Atmosphère Internationale
la lettre de veille stratégique du commerce international
 Thème RSEE INTERNATIONALE
 Pays CONGO (RDC) / MONDE  Date février 2016

Risque éthique : la supply chain du cobalt, un cas d'école !

Synthèse : L'enquête d'une ONG sur la supply chain internationale du cobalt a récemment secoué les leaders mondiaux de l'électronique et de l'automobile : les conditions d'extraction de ce minerai y sont jugées contraires aux droits humains dans le principal pays producteur, la République Démocratique du Congo. Or, aucune marque interrogée n'a été en mesure d'indiquer l'origine du cobalt intégré dans les batteries rechargeables de ses produits high-tech...

Le rapport publié le 19 janvier dernier sur le site Web de l'ONG Amnesty International* retrace le parcours, de la mine au consommateur, de ce minerai essentiel pour fabriquer les batteries lithium-ion équipant smartphones, ordinateurs portables et voitures électriques, etc...

La République Démocratique du Congo (RDC) fournit la moitié du cobalt utilisé dans le monde grâce à ses mines situées dans le sud-est du pays (Katanga) : le travail des enfants y est monnaie courante et les conditions de travail y sont catastrophiques, pour des salaires journaliers de 1 à 2 USD.

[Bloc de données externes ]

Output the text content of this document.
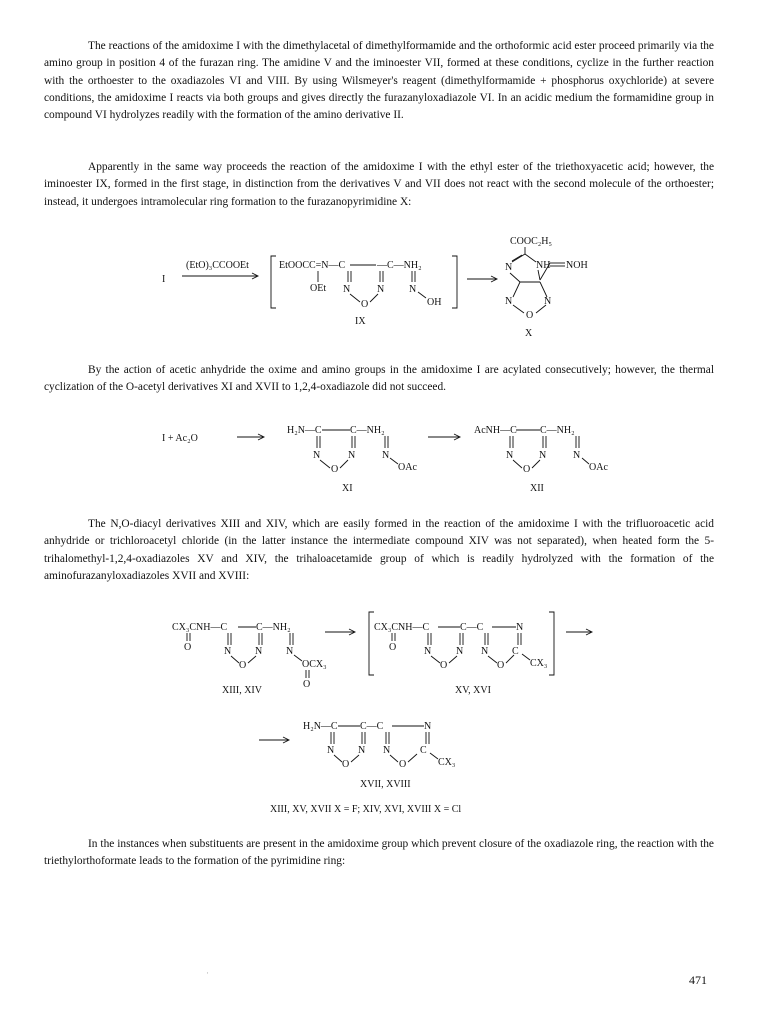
The reactions of the amidoxime I with the dimethylacetal of dimethylformamide and the orthoformic acid ester proceed primarily via the amino group in position 4 of the furazan ring. The amidine V and the iminoester VII, formed at these conditions, cyclize in the further reaction with the orthoester to the oxadiazoles VI and VIII. By using Wilsmeyer's reagent (dimethylformamide + phosphorus oxychloride) at severe conditions, the amidoxime I reacts via both groups and gives directly the furazanyloxadiazole VI. In an acidic medium the formamidine group in compound VI hydrolyzes readily with the formation of the amino derivative II.

Apparently in the same way proceeds the reaction of the amidoxime I with the ethyl ester of the triethoxyacetic acid; however, the iminoester IX, formed in the first stage, in distinction from the derivatives V and VII does not react with the second molecule of the orthoester; instead, it undergoes intramolecular ring formation to the furazanopyrimidine X:

By the action of acetic anhydride the oxime and amino groups in the amidoxime I are acylated consecutively; however, the thermal cyclization of the O-acetyl derivatives XI and XVII to 1,2,4-oxadiazole did not succeed.

The N,O-diacyl derivatives XIII and XIV, which are easily formed in the reaction of the amidoxime I with the trifluoroacetic acid anhydride or trichloroacetyl chloride (in the latter instance the intermediate compound XIV was not separated), when heated form the 5-trihalomethyl-1,2,4-oxadiazoles XV and XIV, the trihaloacetamide group of which is readily hydrolyzed with the formation of the aminofurazanyloxadiazoles XVII and XVIII:

In the instances when substituents are present in the amidoxime group which prevent closure of the oxadiazole ring, the reaction with the triethylorthoformate leads to the formation of the pyrimidine ring:

I
(EtO)₃CCOOEt	EtOOCC=N—C	—C—NH₂
OEt N	N
O
N
OH
IX
COOC₂H₅
NH
N	NOH
N	N
O
X
I + Ac₂O
H₂N—C	C—NH₂
N	N	N
O	OAc
XI
AcNH—C C—NH₂
N	N	N
O	OAc
XII
CX₃CNH—C	C—NH₂
O	N N N
O	OCX₃
O
XIII, XIV
CX₃CNH—C	C—C	N
O	N N N
O	O
C
CX₃
XV, XVI
H₂N—C C—C	N
N N N
O	O
C
CX₃
XVII, XVIII
XIII, XV, XVII X = F; XIV, XVI, XVIII X = Cl
·	471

Les négociants peu regardants achètent ce minerai brut pour le revendre à la filiale congolaise d'un géant chinois de l'exploitation minière. Une fois traité, il est fourni à trois fabricants de composants asiatiques qui les commercialisent à des fabricants de batteries, eux-mêmes fournisseurs des leaders mondiaux de l'électronique.

Sur les 16 multinationales interrogées dans le cadre de l'étude, aucune n'a été en mesure de fournir une information claire sur la provenance du cobalt présent dans ses produits.

Le cobalt ne fait pas partie des quatre "minerais du conflit" (tantale/coltan, étain, tungstène et l'or) réglementés par la loi américaine "Dodd-Frank Act", qui oblige les entreprises à déterminer si certains minerais contenus dans leurs produits contribuent aux conflits ou aux violations des droits humains en RDC et dans les pays voisins.

* " This is what we die for : Human rights abuses in the Democratic Republic of the Congo power the global trade in cobalt " (Amnesty International & Afrewatch - janvier 2016) à disposition de nos abonnés sur simple demande.
Avis de l'expert : Le cas spécifique de la supply chain internationale du cobalt est une illustration forte du risque éthique au sein d'une économie mondialisée. Que ce soit par choix stratégique ou par négligence, tout manque de traçabilité et/ou de transparence dans la chaîne d'approvisionnement crée potentiellement une brèche favorable à la violation des droits humains, la mise en danger des travailleurs, l'atteinte à l'équilibre environnemental, et même aux actes de corruption.

De ce point de vue, les produits les plus sophistiqués et les plus "haut de gamme" ne sont pas (forcément) les plus vertueux. Un constat d'autant plus alarmant que les dégâts du cocktail "high-tech/low-sourcing" peuvent se révéler dévastateurs en termes d'image pour les entreprises qui ne scrutent pas attentivement l'autre bout de leur supply chain....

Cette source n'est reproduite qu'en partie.